Oral therapy for acute PID is currently the most commonly used approach, in response to both economic issues and the evidence from the PEACH study demonstrating that both short-term and long-term outcomes were similar for the oral and parenteral regimens. Due to the increased quinolone resistance of N. gonorrhoeae, choices of oral regimens are more limited. Ceftriaxone or cefoxitin demonstrated excellent short-term clinical and microbiological results.

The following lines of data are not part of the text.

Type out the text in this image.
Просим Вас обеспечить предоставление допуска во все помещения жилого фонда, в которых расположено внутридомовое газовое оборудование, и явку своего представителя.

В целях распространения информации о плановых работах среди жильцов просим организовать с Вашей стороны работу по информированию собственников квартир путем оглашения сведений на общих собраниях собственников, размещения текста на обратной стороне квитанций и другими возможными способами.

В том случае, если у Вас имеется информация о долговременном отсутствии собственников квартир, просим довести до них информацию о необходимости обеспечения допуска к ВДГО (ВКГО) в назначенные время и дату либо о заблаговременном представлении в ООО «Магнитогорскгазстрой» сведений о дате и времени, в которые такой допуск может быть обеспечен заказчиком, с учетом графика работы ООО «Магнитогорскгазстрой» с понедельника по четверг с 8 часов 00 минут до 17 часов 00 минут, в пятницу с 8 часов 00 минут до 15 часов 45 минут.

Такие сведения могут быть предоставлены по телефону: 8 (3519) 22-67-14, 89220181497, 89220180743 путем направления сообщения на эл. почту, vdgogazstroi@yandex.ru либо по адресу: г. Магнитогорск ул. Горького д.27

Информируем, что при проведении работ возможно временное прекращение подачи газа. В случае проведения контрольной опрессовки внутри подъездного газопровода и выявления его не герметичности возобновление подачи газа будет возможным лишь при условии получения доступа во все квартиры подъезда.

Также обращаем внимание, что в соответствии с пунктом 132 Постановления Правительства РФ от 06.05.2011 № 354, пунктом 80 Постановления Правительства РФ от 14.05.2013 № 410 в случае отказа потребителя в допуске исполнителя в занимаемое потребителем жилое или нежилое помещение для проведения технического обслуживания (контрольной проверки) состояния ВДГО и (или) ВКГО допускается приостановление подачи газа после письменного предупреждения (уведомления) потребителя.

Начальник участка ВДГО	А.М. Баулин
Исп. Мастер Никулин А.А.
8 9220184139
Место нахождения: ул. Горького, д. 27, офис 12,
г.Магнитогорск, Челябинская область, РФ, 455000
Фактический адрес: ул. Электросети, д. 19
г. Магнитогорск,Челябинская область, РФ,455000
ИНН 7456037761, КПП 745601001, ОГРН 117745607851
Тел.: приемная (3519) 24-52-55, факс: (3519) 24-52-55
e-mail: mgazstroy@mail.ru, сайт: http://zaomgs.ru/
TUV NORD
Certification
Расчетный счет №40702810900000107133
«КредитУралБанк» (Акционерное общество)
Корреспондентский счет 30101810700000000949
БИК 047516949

The addition of oral metronidazole to this regimen is suggested by some experts including this author to provide improved anaerobic coverage and at least to treat BV which is present in up to 70% of women with acute PID.

Currently regimens recommended by the CDC for the treatment of acute PID provide suboptimal antimicrobial activity against M. genitalium [40]. Mycoplasma lack a cell wall and thus are resistant to beta-lactam antibiotics (e.g., cefoxitin, cefotetan, ceftriaxone). Increased tetracycline resistance among M. genitalium has been reported [91]. In addition, M. genitalium is associated with persistent nongonococcal urethritis treated with tetracyclines [92]. Variable resistance to fluoroquinolones has been reported [93]. Recently, a newer fluoroquinolone, moxifloxacin, has demonstrated excellent activity against M. genitalium [91, 93]. This agent is one of the outpatient regimens recommended in the European guidelines [2]. While M. genitalium has demonstrated susceptibility to macrolides, azithromycin resistance has recently been reported [94].